The institute, comprised of business people and educators, wants Iowa's starting teacher pay to fall between $32,000 and $40,000. It also wants salaries averages to meet the national average of $47,808. In 2004-2005, Iowa ranked 41st nationally with an average teacher salary of $39,284.
The group will ask lawmakers to make Iowa the first state to link pay increases with a new evaluation system and four-step career ladder.
Academically, the group recommends requiring high schools to offer the ACT-recommended courses that include four years of English, three years each of math, science and social studies, and two years of foreign language. Stricter exit exams should be offered to high school seniors, and other students should meet more stringent requirements before advancing to the next grade, the group said.
"The old system doesn't work anymore," said Marvin Pomerantz, the group's co-chairman.
Pomerantz, the former president of the Iowa Board of Regents, pushed the group to recommend consolidating the state's 365 districts into 100 districts by 2010. Not all members agreed, and the item was left off the report.
Instead, the institute will suggest that lawmakers review whether high schools with fewer than 400 students and school districts with fewer than 700 students are offering quality education.
Marc Ward, a Des Moines school board member, said the recommendation will not address the problem. To ensure everyone gets an equal education, Ward said the state needs to implement statewide standards.
"We're the only state in the country that doesn't have standards," he said. "We're being arrogant in thinking we know something that the other 49 states don't know.

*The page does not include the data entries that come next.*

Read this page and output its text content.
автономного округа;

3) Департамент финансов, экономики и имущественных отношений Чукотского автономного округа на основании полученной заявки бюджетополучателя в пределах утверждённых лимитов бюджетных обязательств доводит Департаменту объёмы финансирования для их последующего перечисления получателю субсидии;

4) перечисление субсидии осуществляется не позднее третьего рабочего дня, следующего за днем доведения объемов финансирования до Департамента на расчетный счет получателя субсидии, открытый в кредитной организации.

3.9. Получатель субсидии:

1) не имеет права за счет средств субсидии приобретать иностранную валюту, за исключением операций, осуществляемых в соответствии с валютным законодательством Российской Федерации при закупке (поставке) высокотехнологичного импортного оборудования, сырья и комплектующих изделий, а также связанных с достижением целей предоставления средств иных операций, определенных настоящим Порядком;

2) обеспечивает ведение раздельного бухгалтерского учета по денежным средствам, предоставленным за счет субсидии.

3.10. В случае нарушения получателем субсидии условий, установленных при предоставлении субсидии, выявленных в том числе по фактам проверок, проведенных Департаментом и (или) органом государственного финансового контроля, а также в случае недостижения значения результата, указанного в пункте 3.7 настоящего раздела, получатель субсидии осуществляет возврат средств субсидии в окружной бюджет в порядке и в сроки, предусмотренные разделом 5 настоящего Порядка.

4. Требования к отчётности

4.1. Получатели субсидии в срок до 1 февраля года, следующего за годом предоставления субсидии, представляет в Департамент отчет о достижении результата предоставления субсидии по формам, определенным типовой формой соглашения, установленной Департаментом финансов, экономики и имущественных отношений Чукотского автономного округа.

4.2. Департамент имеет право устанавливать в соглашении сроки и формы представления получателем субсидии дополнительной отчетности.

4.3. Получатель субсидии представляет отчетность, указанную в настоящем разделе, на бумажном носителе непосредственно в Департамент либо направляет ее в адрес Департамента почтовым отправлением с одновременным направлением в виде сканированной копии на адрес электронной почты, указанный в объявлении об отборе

The reason we don't have statewide standards is to prop up rural school districts, and that's not helping kids in rural Iowa or other districts."
Linda Nelson, president of the Iowa State Education Association and a member of the institute's board, said local school officials will likely be concerned about losing the ability to maintain complete control over districts.
"Yet we continue to do things the way we've always done them," Nelson said. "To better prepare kids we need to look at doing things differently. This may be a way to do that."